Parliamentary Procedure FAQ 1
What constitutes a quorum? Is the number necessary for a quorum reduced when there are vacancies on the governing body?
A quorum is the minimum number of members of a body that may meet and transact business. Although a number less than a quorum can take action where specifically authorized (e.g., the statutes authorize less than a quorum to adjourn or compel attendance of absent members), the general rule is that any action taken by a governing body at a meeting without a lawful quorum is null and void. Board of Supervisors of Oconto County v. Hall, 47 Wis. 208, 213, 2 N.W. 291 (1879).

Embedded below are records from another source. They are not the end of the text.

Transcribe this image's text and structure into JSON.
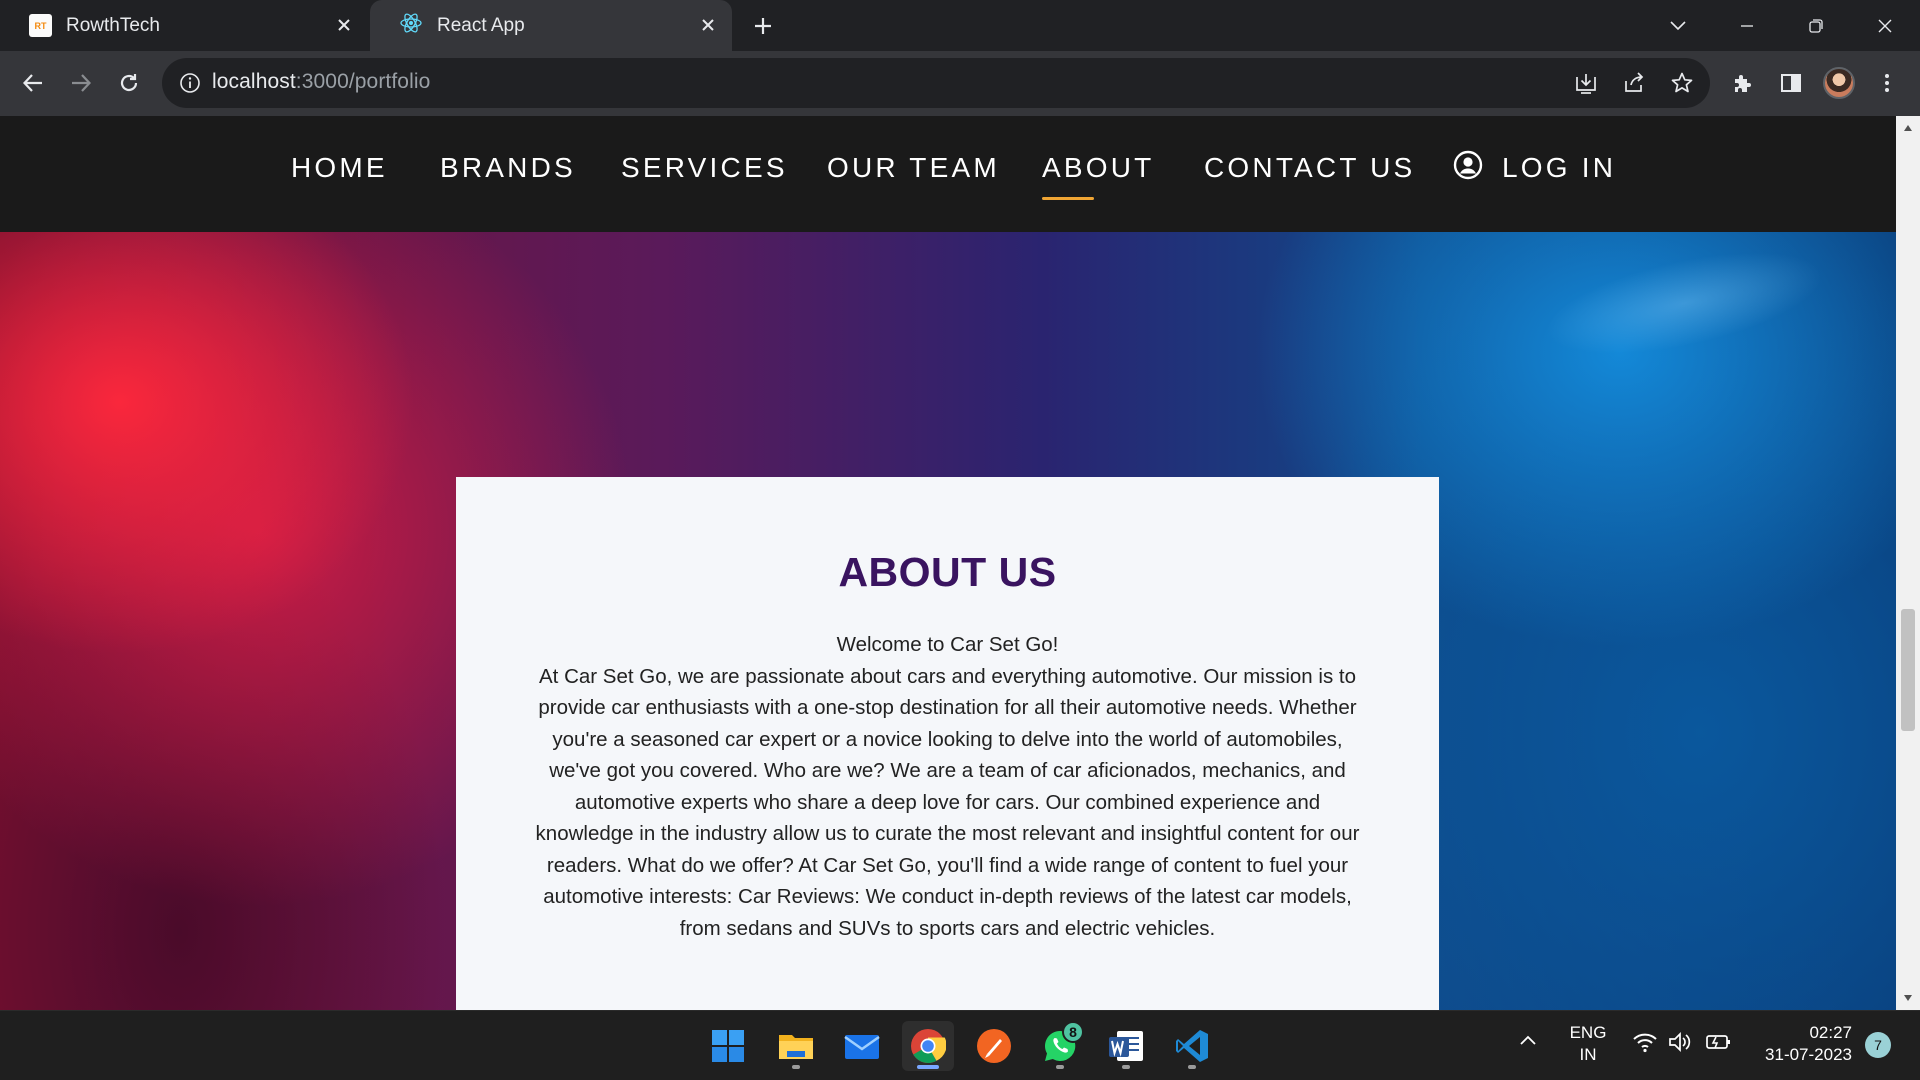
{
  "browser": {
    "tabs": [
      {
        "title": "RowthTech",
        "favicon_text": "RT",
        "active": false
      },
      {
        "title": "React App",
        "active": true
      }
    ],
    "address": {
      "host": "localhost",
      "path": ":3000/portfolio"
    }
  },
  "site": {
    "nav": [
      {
        "label": "HOME"
      },
      {
        "label": "BRANDS"
      },
      {
        "label": "SERVICES"
      },
      {
        "label": "OUR TEAM"
      },
      {
        "label": "ABOUT",
        "active": true
      },
      {
        "label": "CONTACT US"
      },
      {
        "label": "LOG IN",
        "icon": "user-circle-icon"
      }
    ],
    "accent": "#f0a534",
    "about": {
      "title": "ABOUT US",
      "title_color": "#3a1460",
      "body": "Welcome to Car Set Go!\nAt Car Set Go, we are passionate about cars and everything automotive. Our mission is to provide car enthusiasts with a one-stop destination for all their automotive needs. Whether you're a seasoned car expert or a novice looking to delve into the world of automobiles, we've got you covered. Who are we? We are a team of car aficionados, mechanics, and automotive experts who share a deep love for cars. Our combined experience and knowledge in the industry allow us to curate the most relevant and insightful content for our readers. What do we offer? At Car Set Go, you'll find a wide range of content to fuel your automotive interests: Car Reviews: We conduct in-depth reviews of the latest car models, from sedans and SUVs to sports cars and electric vehicles."
    }
  },
  "taskbar": {
    "apps": [
      "windows-start-icon",
      "file-explorer-icon",
      "mail-icon",
      "chrome-icon",
      "paint-icon",
      "whatsapp-icon",
      "word-icon",
      "vscode-icon"
    ],
    "whatsapp_badge": "8",
    "language": {
      "line1": "ENG",
      "line2": "IN"
    },
    "clock": {
      "time": "02:27",
      "date": "31-07-2023"
    },
    "notifications": "7"
  }
}
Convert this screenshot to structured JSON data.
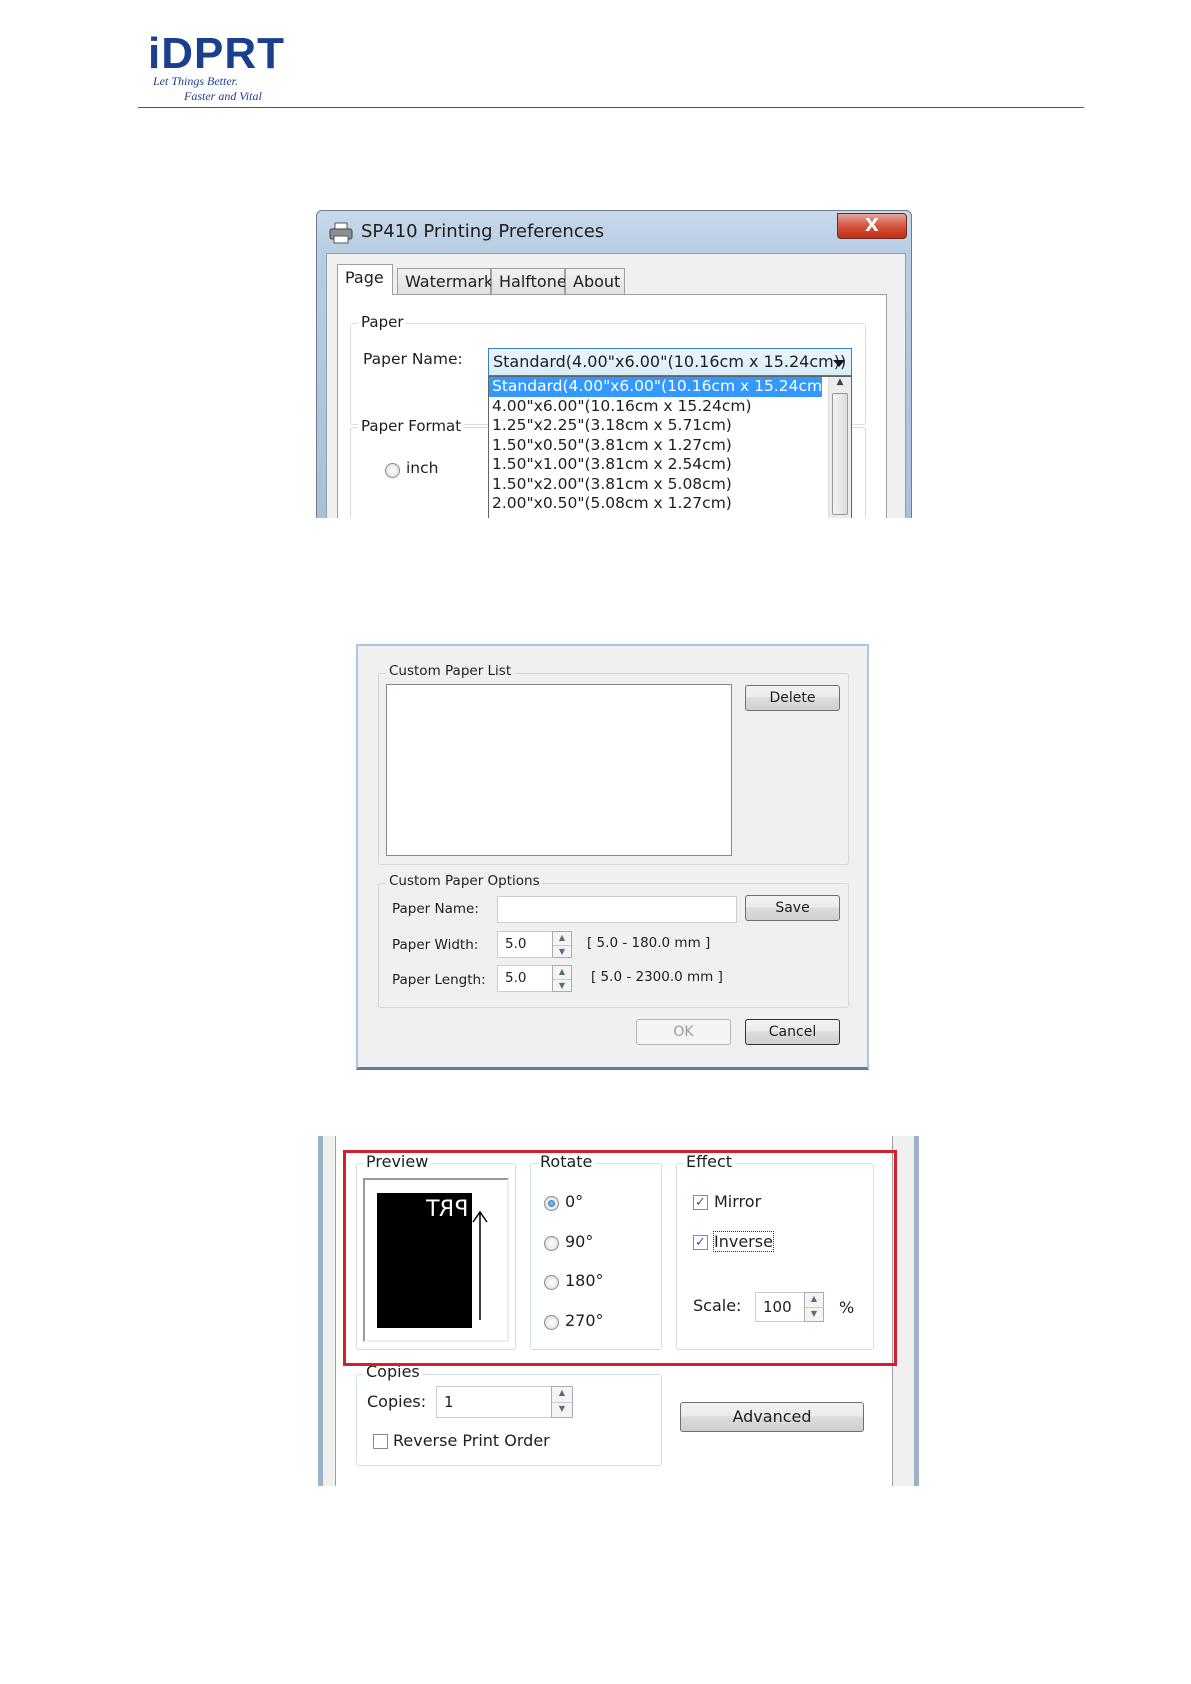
{
  "header": {
    "logo": "iDPRT",
    "tagline_1": "Let Things Better.",
    "tagline_2": "Faster and Vital"
  },
  "dialog_preferences": {
    "title": "SP410 Printing Preferences",
    "close_label": "X",
    "tabs": [
      "Page",
      "Watermark",
      "Halftone",
      "About"
    ],
    "paper_group": "Paper",
    "paper_name_label": "Paper Name:",
    "paper_name_selected": "Standard(4.00\"x6.00\"(10.16cm x 15.24cm))",
    "paper_list": [
      "Standard(4.00\"x6.00\"(10.16cm x 15.24cm))",
      "4.00\"x6.00\"(10.16cm x 15.24cm)",
      "1.25\"x2.25\"(3.18cm x 5.71cm)",
      "1.50\"x0.50\"(3.81cm x 1.27cm)",
      "1.50\"x1.00\"(3.81cm x 2.54cm)",
      "1.50\"x2.00\"(3.81cm x 5.08cm)",
      "2.00\"x0.50\"(5.08cm x 1.27cm)"
    ],
    "paper_format_group": "Paper Format",
    "unit_inch": "inch"
  },
  "dialog_custom_paper": {
    "list_group": "Custom Paper List",
    "delete_button": "Delete",
    "options_group": "Custom Paper Options",
    "paper_name_label": "Paper Name:",
    "paper_name_value": "",
    "save_button": "Save",
    "paper_width_label": "Paper Width:",
    "paper_width_value": "5.0",
    "paper_width_range": "[ 5.0 - 180.0 mm ]",
    "paper_length_label": "Paper Length:",
    "paper_length_value": "5.0",
    "paper_length_range": "[ 5.0 - 2300.0 mm ]",
    "ok_button": "OK",
    "cancel_button": "Cancel"
  },
  "page_settings": {
    "preview_group": "Preview",
    "preview_text": "PRT",
    "rotate_group": "Rotate",
    "rotate_options": [
      "0°",
      "90°",
      "180°",
      "270°"
    ],
    "rotate_selected": "0°",
    "effect_group": "Effect",
    "mirror_label": "Mirror",
    "mirror_checked": true,
    "inverse_label": "Inverse",
    "inverse_checked": true,
    "scale_label": "Scale:",
    "scale_value": "100",
    "scale_unit": "%",
    "copies_group": "Copies",
    "copies_label": "Copies:",
    "copies_value": "1",
    "reverse_print_label": "Reverse Print Order",
    "reverse_print_checked": false,
    "advanced_button": "Advanced",
    "highlight_color": "#d4202c"
  }
}
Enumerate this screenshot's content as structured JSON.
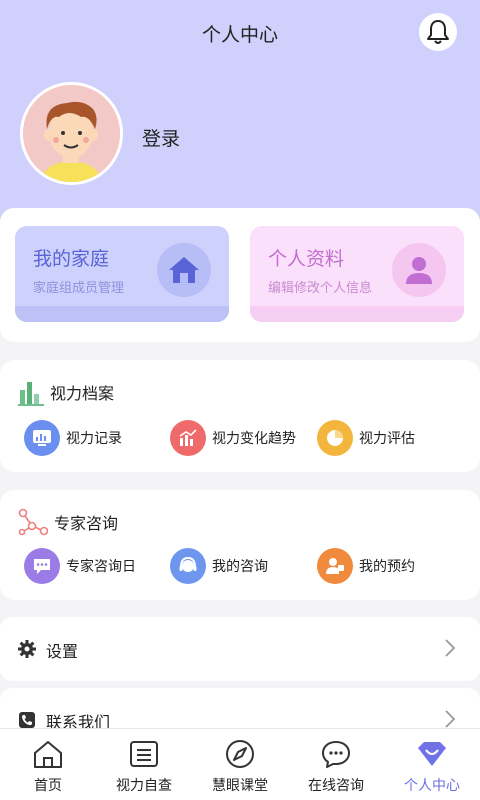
{
  "header": {
    "title": "个人中心",
    "login_label": "登录"
  },
  "quick_cards": [
    {
      "title": "我的家庭",
      "subtitle": "家庭组成员管理",
      "icon": "home-icon"
    },
    {
      "title": "个人资料",
      "subtitle": "编辑修改个人信息",
      "icon": "person-icon"
    }
  ],
  "vision_section": {
    "title": "视力档案",
    "items": [
      {
        "label": "视力记录",
        "icon": "vision-record-icon",
        "color": "#6b8ff0"
      },
      {
        "label": "视力变化趋势",
        "icon": "trend-chart-icon",
        "color": "#ef6a6a"
      },
      {
        "label": "视力评估",
        "icon": "pie-assessment-icon",
        "color": "#f3b53b"
      }
    ]
  },
  "expert_section": {
    "title": "专家咨询",
    "items": [
      {
        "label": "专家咨询日",
        "icon": "chat-bubble-icon",
        "color": "#9b7be6"
      },
      {
        "label": "我的咨询",
        "icon": "headset-icon",
        "color": "#6f96ef"
      },
      {
        "label": "我的预约",
        "icon": "appointment-icon",
        "color": "#f08a3d"
      }
    ]
  },
  "settings": {
    "label": "设置"
  },
  "contact": {
    "label": "联系我们"
  },
  "tabs": [
    {
      "label": "首页",
      "icon": "home-tab-icon"
    },
    {
      "label": "视力自查",
      "icon": "eye-chart-icon"
    },
    {
      "label": "慧眼课堂",
      "icon": "compass-icon"
    },
    {
      "label": "在线咨询",
      "icon": "chat-icon"
    },
    {
      "label": "个人中心",
      "icon": "diamond-heart-icon",
      "active": true
    }
  ],
  "colors": {
    "hero_bg": "#cfd0fb",
    "accent": "#6c6fe0"
  }
}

The number needed for a quorum depends on the governmental body in question (see below). Usually statutes, bylaws or ordinances set forth what constitutes a quorum for a particular body. In the absence of any statute, bylaw or ordinance specifying a quorum, the common-law rule is that a quorum is a majority of the members of a body entitled to vote on all matters. 4 McQuillin, Law of Municipal Corporations, sec. 13.34 (3d ed.). The statutes specify what constitutes a quorum for city and village governing bodies. In calculating quorum requirements, answers with fractions are rounded up to the next whole number. See State ex rel. Burdick v. Tyrell, 158 Wis. 425, 434, 149 N.W. 280 (1914); Governing Bodies 321.
Cities: In cities operating under the mayor-council form of government, the Mayor and alderpersons constitute the common council. Sec. 62.11(1). Two-thirds of the common council’s members constitute a quorum, except that in cities having not more than five alderpersons, a majority is a quorum. Sec. 62.11(3)(b). The mayor is not counted in determining whether a quorum is present at a meeting but may vote in case of a tie. Sec. 62.11(1). In cities operating under the council-manager form of government, a majority of the members of the council constitute a quorum. Sec. 64.29(3). The manager does not have a vote and is not counted for quorum purposes.
Villages: In villages, the trustees of each village constitute a village board. Sec. 61.32. The village president is a trustee by virtue of the office and has a vote. Sec. 61.24. A majority of the members-elect constitute a quorum. Sec. 61.32, Stats. In villages with a village manager, a quorum is still a majority of the trustees. Sec. 64.15.
How do Vacancies Affect Quorum?
Does a vacancy reduce the number of members needed for a quorum? Arguably, yes. A vacant office is not a “member or “member-elect.” However, this question has not been addressed by the Wisconsin courts or by attorney general opinions and, therefore, cannot be answered with certainty. The majority view in those jurisdictions that have answered the question is that where vacancies occur, the whole number entitled to membership must be counted and not merely the remaining members. 4 McQuillin, Law of Municipal Corporations, sec. 13.36 (3d ed.). An argument favoring this interpretation is that where the legislature has specified the size of the body and a method for filling vacancies, refusing to reduce quorum requirements due to vacancies encourages governing bodies to act to fill vacancies in the manner prescribed.
The counter-argument, which favors interpreting the calculation of the quorum based on the current membership rather than the entire authorized membership, is that although the legislature contemplated full membership, vacancies can occur for a variety of reasons. Finding someone qualified and willing to fill the vacancy can be difficult. Therefore, a municipality may try but be unable to fill a vacancy and any construction which has the potential of immobilizing government should be avoided.
Adopting a definition of “member” or ‘“member-elect” similar to the definition of member-elect in Wis. Stat. sec. 59.001 which excludes those whose service has terminated by death, resignation or removal from office might help eliminate uncertainty.